A wonderful and impressive collection!
Barbara (Burkowsky) Underwood | Manly, NSW Australia | 11/06/2004
(5 out of 5 stars)
"This collection of seven excellent short silent films from the years 1911 to 1915 is extremely interesting and enjoyable to watch, and as good as other well-known films of that time such as by D.W. Griffith (eg his Biograph Shorts). Most of them are around 15 minutes in length only but contain all the ingredients of a good, moving and touching story. They vary from themes with a tragic and serious message (such as child labor) to a light-hearted look at early women's lib ("Petticoat Camp") There is one to get you thinking about how to treat the elderly ("Only in the Way"), a tear-jerker about the love between a girl and a dog, and even a surprisingly good 11-minute version of "Dr Jekyll and Mr Hyde". The editing and overall presentation of these films are excellent, especially for their time, and each one is a gem in my opinion. The DVD also has very good notes on each film with a list of the cast and short explanations about special features or highlights of each film. The music is mainly traditional organ accompaniment, well-suited to each scene and appropriate. Definitely a must for anyone who appreciates silent films or quality stories told in a short film.

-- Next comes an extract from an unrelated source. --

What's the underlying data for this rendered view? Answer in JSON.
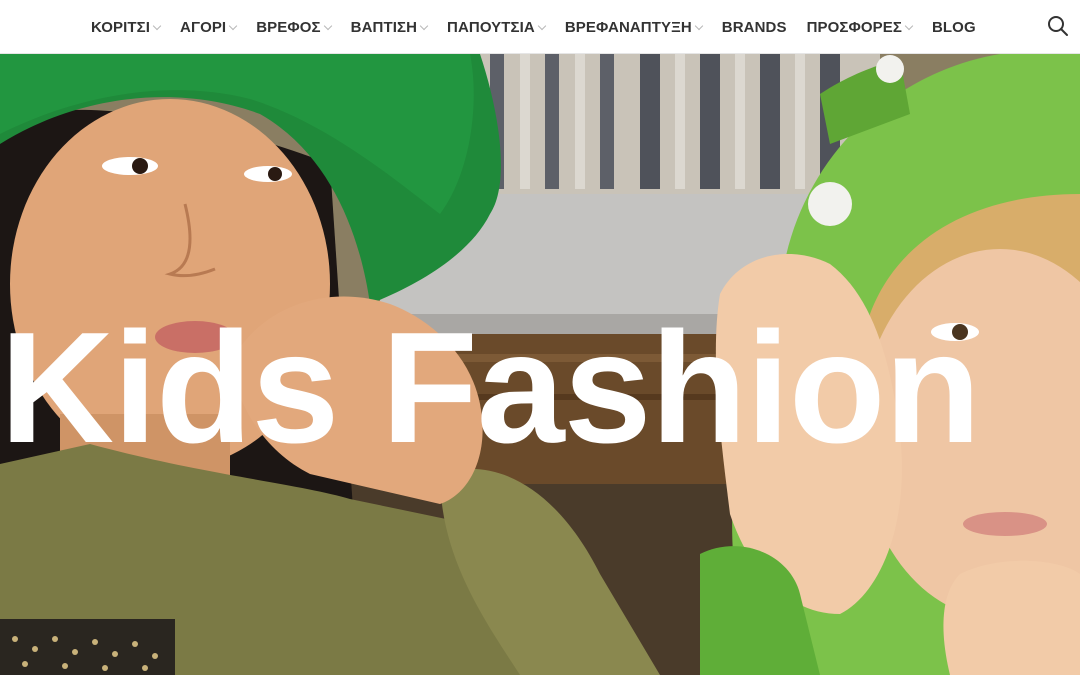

A previous reviewer seems to have received the same kind of faulty DVD as I had, with skipping and some tracks not playable. I was able to return my faulty disc to Marengo Films and promptly received a replacement so that I could thoroughly enjoy these wonderful films. I hope there are only a few such faulty ones around, but in any case, the folks at Marengo Films are very nice and fully guarantee their products."